I smiled to myself at the idea of anyone trying to offer my uncle a bribe. A slight man in early middle-age, partly bald with a fringe of dark curly hair, he had keen blue eyes that usually managed to see everything going on. By profession he was a geologist, who might have made a fortune in mining but who preferred to retire on a moderate income to devote himself to scientific studies and to his duties at Western University as Chairman of the Board of Trustees.

“No doubt you’re right,” I said; “but why has Dr Marlin stipulated that only two persons watch his demonstration?”

“He says that more might set up too many conflicting thought waves and make his success more difficult.”

“I wonder,” I said. “He may be an expert magician who thinks he can deceive two persons easier than a crowd.”

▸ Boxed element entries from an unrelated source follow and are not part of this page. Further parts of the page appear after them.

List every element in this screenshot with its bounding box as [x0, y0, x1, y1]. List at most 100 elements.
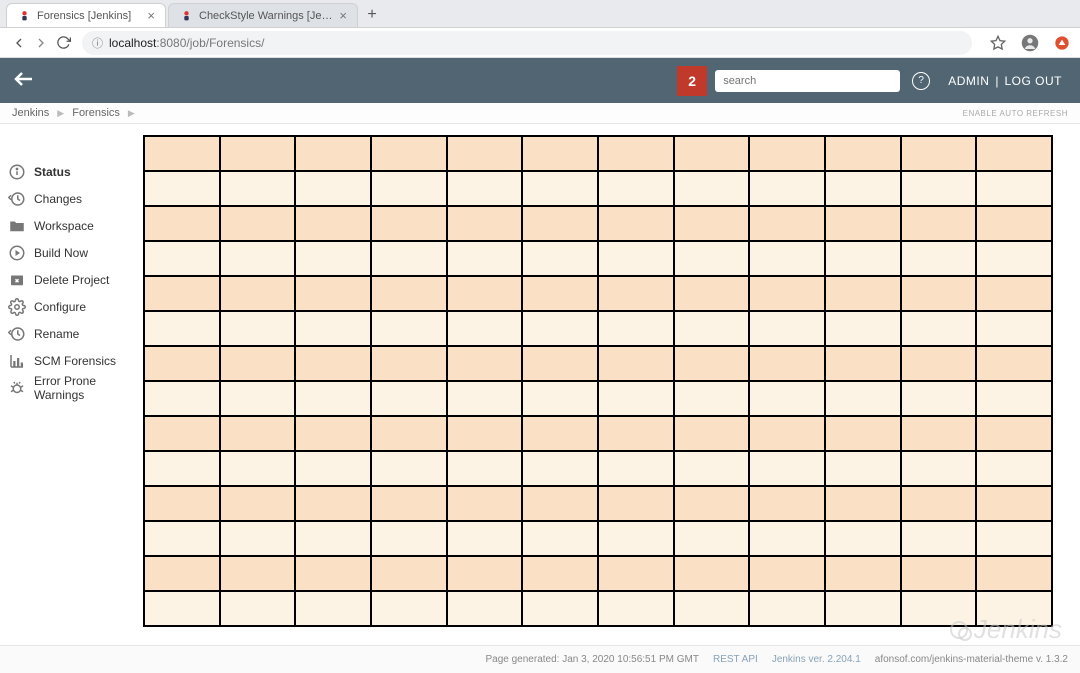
- sidebar-item-status[interactable]: Status: [8, 159, 137, 185]
- table-cell: [901, 451, 977, 486]
- table-cell: [598, 591, 674, 626]
- close-icon[interactable]: ×: [339, 9, 347, 22]
- table-cell: [598, 416, 674, 451]
- table-cell: [220, 556, 296, 591]
- logout-link[interactable]: LOG OUT: [1004, 74, 1062, 88]
- table-cell: [901, 486, 977, 521]
- table-cell: [598, 311, 674, 346]
- table-cell: [976, 276, 1052, 311]
- admin-link[interactable]: ADMIN: [948, 74, 989, 88]
- table-cell: [295, 276, 371, 311]
- star-icon[interactable]: [988, 33, 1008, 53]
- table-cell: [295, 311, 371, 346]
- table-cell: [901, 171, 977, 206]
- table-cell: [825, 416, 901, 451]
- sidebar-item-workspace[interactable]: Workspace: [8, 213, 137, 239]
- table-cell: [674, 311, 750, 346]
- table-cell: [295, 451, 371, 486]
- table-cell: [901, 416, 977, 451]
- table-cell: [371, 591, 447, 626]
- table-cell: [976, 346, 1052, 381]
- table-cell: [220, 591, 296, 626]
- table-cell: [749, 171, 825, 206]
- table-cell: [674, 556, 750, 591]
- sidebar-item-label: Build Now: [34, 246, 88, 260]
- bug-icon: [8, 379, 26, 397]
- browser-tab[interactable]: CheckStyle Warnings [Jenkins] ×: [168, 3, 358, 27]
- sidebar-item-delete-project[interactable]: Delete Project: [8, 267, 137, 293]
- table-row: [144, 556, 1052, 591]
- table-row: [144, 381, 1052, 416]
- table-cell: [674, 171, 750, 206]
- sidebar-item-scm-forensics[interactable]: SCM Forensics: [8, 348, 137, 374]
- sidebar-item-label: Changes: [34, 192, 82, 206]
- table-cell: [447, 206, 523, 241]
- table-cell: [976, 381, 1052, 416]
- close-icon[interactable]: ×: [147, 9, 155, 22]
- extension-icon[interactable]: [1052, 33, 1072, 53]
- sidebar-item-changes[interactable]: Changes: [8, 186, 137, 212]
- table-cell: [749, 381, 825, 416]
- table-cell: [447, 381, 523, 416]
- notification-badge[interactable]: 2: [677, 66, 707, 96]
- table-cell: [976, 206, 1052, 241]
- table-cell: [295, 556, 371, 591]
- table-cell: [976, 171, 1052, 206]
- back-button[interactable]: [8, 32, 30, 54]
- table-cell: [825, 451, 901, 486]
- version-link[interactable]: Jenkins ver. 2.204.1: [772, 654, 861, 665]
- table-cell: [220, 171, 296, 206]
- table-cell: [825, 311, 901, 346]
- history-icon: [8, 190, 26, 208]
- table-cell: [220, 241, 296, 276]
- sidebar-item-build-now[interactable]: Build Now: [8, 240, 137, 266]
- browser-tab[interactable]: Forensics [Jenkins] ×: [6, 3, 166, 27]
- new-tab-button[interactable]: +: [360, 3, 384, 27]
- table-cell: [371, 381, 447, 416]
- auto-refresh-link[interactable]: ENABLE AUTO REFRESH: [963, 109, 1068, 118]
- table-cell: [522, 521, 598, 556]
- table-cell: [522, 591, 598, 626]
- help-icon[interactable]: ?: [912, 72, 930, 90]
- breadcrumb-item[interactable]: Jenkins: [12, 107, 49, 119]
- table-cell: [749, 136, 825, 171]
- reload-button[interactable]: [52, 32, 74, 54]
- profile-icon[interactable]: [1020, 33, 1040, 53]
- table-cell: [901, 206, 977, 241]
- sidebar-item-error-prone-warnings[interactable]: Error Prone Warnings: [8, 375, 137, 401]
- sidebar-item-rename[interactable]: Rename: [8, 321, 137, 347]
- app-header: 2 ? ADMIN | LOG OUT: [0, 58, 1080, 103]
- table-cell: [976, 486, 1052, 521]
- search-input[interactable]: [715, 70, 900, 92]
- table-cell: [674, 416, 750, 451]
- table-cell: [976, 416, 1052, 451]
- data-grid: [143, 135, 1053, 627]
- table-row: [144, 591, 1052, 626]
- table-cell: [220, 521, 296, 556]
- table-cell: [220, 136, 296, 171]
- table-cell: [447, 556, 523, 591]
- table-cell: [749, 556, 825, 591]
- table-cell: [825, 241, 901, 276]
- table-cell: [220, 206, 296, 241]
- table-cell: [371, 206, 447, 241]
- url-text: localhost:8080/job/Forensics/: [109, 36, 264, 50]
- sidebar-item-configure[interactable]: Configure: [8, 294, 137, 320]
- chevron-right-icon: ▶: [57, 108, 64, 119]
- table-cell: [295, 206, 371, 241]
- table-cell: [144, 556, 220, 591]
- breadcrumb-item[interactable]: Forensics: [72, 107, 120, 119]
- chevron-right-icon: ▶: [128, 108, 135, 119]
- url-field[interactable]: ⓘ localhost:8080/job/Forensics/: [82, 31, 972, 55]
- sidebar-item-label: Error Prone Warnings: [34, 374, 137, 402]
- site-info-icon[interactable]: ⓘ: [92, 35, 103, 51]
- table-cell: [144, 136, 220, 171]
- tab-title: Forensics [Jenkins]: [37, 10, 141, 22]
- chart-icon: [8, 352, 26, 370]
- back-arrow-icon[interactable]: [12, 67, 36, 94]
- rest-api-link[interactable]: REST API: [713, 654, 758, 665]
- table-cell: [901, 591, 977, 626]
- url-bar: ⓘ localhost:8080/job/Forensics/: [0, 28, 1080, 58]
- table-cell: [976, 241, 1052, 276]
- forward-button[interactable]: [30, 32, 52, 54]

“I doubt it, Jimmy, If even Houdini couldn’t work the rope trick, I don’t think this Dr Marlin can.”

The next morning my uncle and I left the American Consulate in Del Rio City, and in a hired car drove for half an hour along a desolate coast to Dr Marlin’s coffee finca (plantation). The house was on a slight rise near a secluded bay with a small island about two miles off-shore. At hand was a wharf with a motor-boat moored to it. Dr Marlin’s house, to my surprise, was a white two-storied mansion suggesting the Southern United States rather than Central America.

As our car pulled up, we saw three figures awaiting us on the veranda. One, slightly in the lead, a European wearing a white linen suit, stepped forward and introduced himself as the claimant, Dr Clive Marlin. I looked at him with interest mixed with apprehension, but his manner was perfectly normal. He was a tall, distinguished-looking man of about fifty with thick iron-grey hair and a clipped moustache. A monocle was in his right eye, and his speech was apparently that of a cultured Englishman. But I thought I noticed just a trace of some foreign accent.

After a few words to us, Dr Marlin beckoned the other two forward and presented them as his assistants, Mustapha and his son Ali. My uncle and I spoke to them in Spanish, but the two only bowed and Dr Marlin explained that they only understood Hindustani.